If you google for "B-lupa", you'll find tons of articles about how the B-status residence permits are evil, how they all started with the bad, bad Immigration law of 2004, and how the people who get them don't have any possibility of having a normal life in Finland, and how the whole thing is an affront to human dignity: one cannot work, cannot study, cannot get money from Sossu, etc.
Funny. I've had a B-status residence permit in 1994, and for a number of years after that. They have existed long before the law of 2004. I think I've had them for 8 years or so. I would have liked A-status much better, of course, but all in all my human dignity survived without much damage. I've also studied during that time, and worked full-time, legally.
B-permit just means that the stay in Finland is temporary. They are given to temporary workers, sometimes to permanent workers for a while, to students, to asylum seekers who don't get asylum but cannot be returned, etc.
In my time B-permits were often given to the foreign workers with permanent jobs for the first two years, after which they could switch to an A-permit. The new law was supposed to fix this (and give A-permits to everyone who has a permanent job in Finland), but I don't know whether or not it did.
What you can do with a B-permit depends on the reason for the permit, on the time when you got the first one, and on the city where you live. The people who got a work-related B-permit obviously can work. The permit is usually limited to a particular field, and before 2001 was limited to a particular employer, which was quite a drag. The study-related B-permit gives one the right to hold part-time jobs, and if one wants to have a full-time job one has to apply for a separate work permit.
The extent of social safety net one gets with a B-permit depends on the time and the city. I was told by the Kela people that the only social security I could get were the health services and the apartment subsidy (never understood why the apartment subsidy), but I've heard of people getting the same services as citizen and permanent residence, and of people who were denied even the health services.
The "not-really-refugees-but-can't-deport-them" B-permit does not include a right to work for the first year. I've heard several times that these people can apply for a separate work permit. I don't know how often they get it.

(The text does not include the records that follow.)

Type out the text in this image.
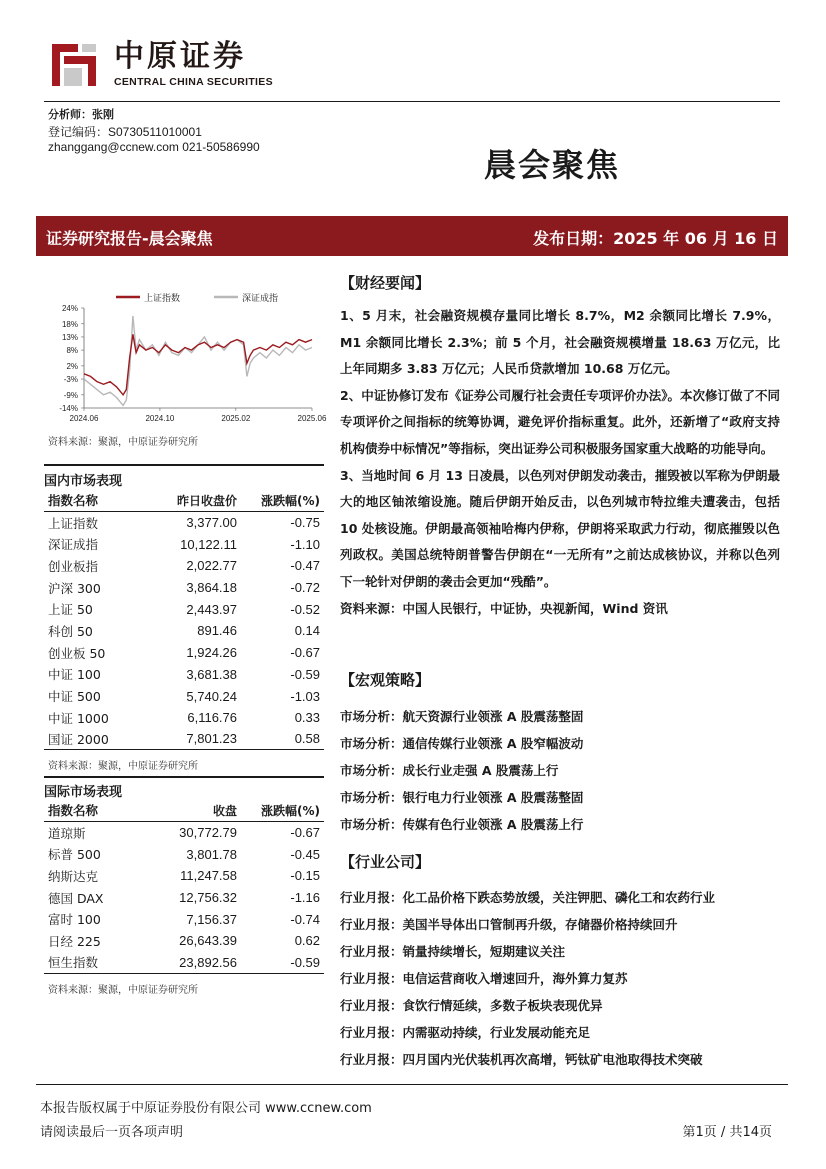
中原证券
CENTRAL CHINA SECURITIES
分析师：张刚
登记编码：S0730511010001
zhanggang@ccnew.com 021-50586990	晨会聚焦
证券研究报告-晨会聚焦	发布日期：2025 年 06 月 16 日
24%
18%
13%
8%
2%
-3%
-9%
-14%
2024.06	2024.10	2025.02	2025.06
上证指数	深证成指
资料来源：聚源，中原证券研究所
国内市场表现
指数名称	昨日收盘价	涨跌幅(%)
上证指数	3,377.00	-0.75
深证成指	10,122.11	-1.10
创业板指	2,022.77	-0.47
沪深 300	3,864.18	-0.72
上证 50	2,443.97	-0.52
科创 50	891.46	0.14
创业板 50	1,924.26	-0.67
中证 100	3,681.38	-0.59
中证 500	5,740.24	-1.03
中证 1000	6,116.76	0.33
国证 2000	7,801.23	0.58
资料来源：聚源，中原证券研究所
国际市场表现
指数名称	收盘	涨跌幅(%)
道琼斯	30,772.79	-0.67
标普 500	3,801.78	-0.45
纳斯达克	11,247.58	-0.15
德国 DAX	12,756.32	-1.16
富时 100	7,156.37	-0.74
日经 225	26,643.39	0.62
恒生指数	23,892.56	-0.59
资料来源：聚源，中原证券研究所
【财经要闻】

1、5 月末，社会融资规模存量同比增长 8.7%，M2 余额同比增长 7.9%，M1 余额同比增长 2.3%；前 5 个月，社会融资规模增量 18.63 万亿元，比上年同期多 3.83 万亿元；人民币贷款增加 10.68 万亿元。

2、中证协修订发布《证券公司履行社会责任专项评价办法》。本次修订做了不同专项评价之间指标的统筹协调，避免评价指标重复。此外，还新增了“政府支持机构债券中标情况”等指标，突出证券公司积极服务国家重大战略的功能导向。

3、当地时间 6 月 13 日凌晨，以色列对伊朗发动袭击，摧毁被以军称为伊朗最大的地区铀浓缩设施。随后伊朗开始反击，以色列城市特拉维夫遭袭击，包括 10 处核设施。伊朗最高领袖哈梅内伊称，伊朗将采取武力行动，彻底摧毁以色列政权。美国总统特朗普警告伊朗在“一无所有”之前达成核协议，并称以色列下一轮针对伊朗的袭击会更加“残酷”。

资料来源：中国人民银行，中证协，央视新闻，Wind 资讯

【宏观策略】
市场分析：航天资源行业领涨 A 股震荡整固
市场分析：通信传媒行业领涨 A 股窄幅波动
市场分析：成长行业走强 A 股震荡上行
市场分析：银行电力行业领涨 A 股震荡整固
市场分析：传媒有色行业领涨 A 股震荡上行
【行业公司】
行业月报：化工品价格下跌态势放缓，关注钾肥、磷化工和农药行业
行业月报：美国半导体出口管制再升级，存储器价格持续回升
行业月报：销量持续增长，短期建议关注
行业月报：电信运营商收入增速回升，海外算力复苏
行业月报：食饮行情延续，多数子板块表现优异
行业月报：内需驱动持续，行业发展动能充足
行业月报：四月国内光伏装机再次高增，钙钛矿电池取得技术突破
本报告版权属于中原证券股份有限公司 www.ccnew.com
请阅读最后一页各项声明	第1页 / 共14页
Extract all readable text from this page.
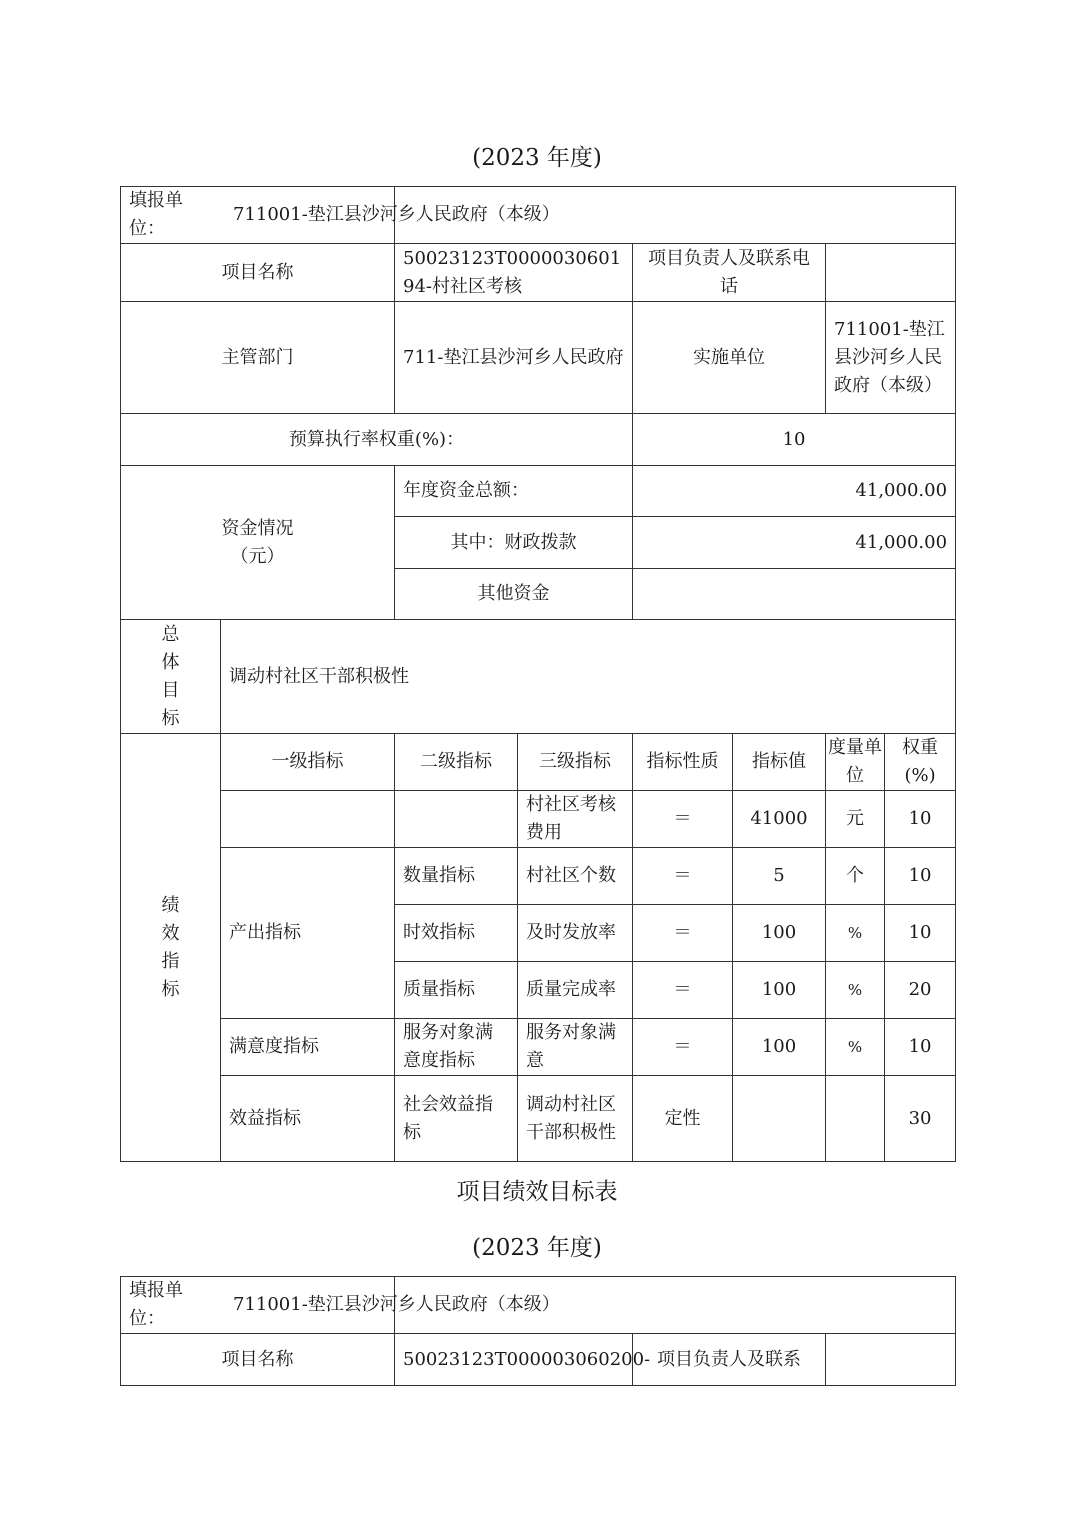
(2023 年度)
填报单位：		711001-垫江县沙河乡人民政府（本级）					

项目名称		50023123T000003060194-村社区考核		项目负责人及联系电话			
主管部门		711-垫江县沙河乡人民政府		实施单位		711001-垫江县沙河乡人民政府（本级）	
预算执行率权重(%)：				10			

资金情况（元）		年度资金总额：		41,000.00			
		其中：财政拨款		41,000.00			
		其他资金					

总体目标	调动村社区干部积极性						

绩效指标	一级指标	二级指标	三级指标	指标性质	指标值	度量单位	权重(%)
			村社区考核费用	＝	41000	元	10
	产出指标	数量指标	村社区个数	＝	5	个	10
		时效指标	及时发放率	＝	100	%	10
		质量指标	质量完成率	＝	100	%	20
	满意度指标	服务对象满意度指标	服务对象满意	＝	100	%	10
	效益指标	社会效益指标	调动村社区干部积极性	定性			30
项目绩效目标表
(2023 年度)
填报单位：	711001-垫江县沙河乡人民政府（本级）		

项目名称	50023123T000003060200-	项目负责人及联系	
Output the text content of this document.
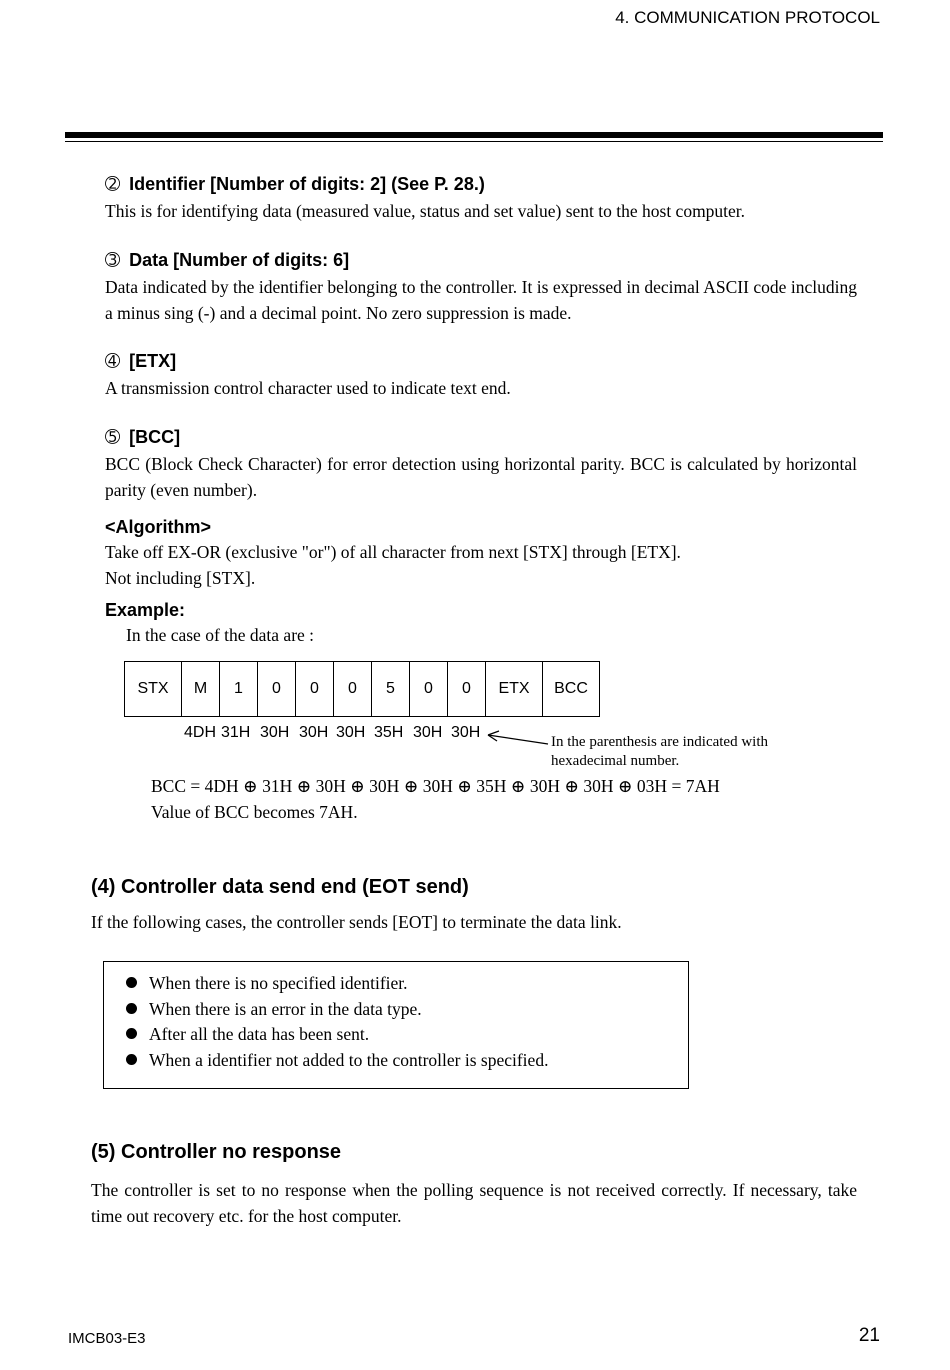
4. COMMUNICATION PROTOCOL
➁ Identifier [Number of digits: 2] (See P. 28.)
This is for identifying data (measured value, status and set value) sent to the host computer.
➂ Data [Number of digits: 6]
Data indicated by the identifier belonging to the controller. It is expressed in decimal ASCII code including a minus sing (-) and a decimal point. No zero suppression is made.
➃ [ETX]
A transmission control character used to indicate text end.
➄ [BCC]
BCC (Block Check Character) for error detection using horizontal parity. BCC is calculated by horizontal parity (even number).
<Algorithm>
Take off EX-OR (exclusive "or") of all character from next [STX] through [ETX].
Not including [STX].
Example:
In the case of the data are :
STX	M	1	0	0	0	5	0	0	ETX	BCC
4DH 31H 30H 30H 30H 35H 30H 30H
In the parenthesis are indicated with hexadecimal number.
BCC = 4DH ⊕ 31H ⊕ 30H ⊕ 30H ⊕ 30H ⊕ 35H ⊕ 30H ⊕ 30H ⊕ 03H = 7AH
Value of BCC becomes 7AH.
(4) Controller data send end (EOT send)
If the following cases, the controller sends [EOT] to terminate the data link.
When there is no specified identifier.
When there is an error in the data type.
After all the data has been sent.
When a identifier not added to the controller is specified.
(5) Controller no response
The controller is set to no response when the polling sequence is not received correctly. If necessary, take time out recovery etc. for the host computer.
IMCB03-E3	21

They don't have an official city of residence, so I suppose studying in secondary schools can be a problem. Studying in universities AFAIK does not require any permit except being admitted there, or any city of residence.
In a way, I agree with the people who protest against giving B-permits to the asylum seekers: there is not much sense in having temporary refugees, so one can as well either give those people a permanent permit or find some way to kick them out. There are enough people living on taxpayers' money who don't want to work - why should we also have to support people who are not allowed to work?
Nevertheless I find it disturbing that the anti-B-permit crowd seems to be completely unaware of what the law says, of the existence of all the other (not asylum-related) B-permits, of the existence of B-permits under the previous law, etc.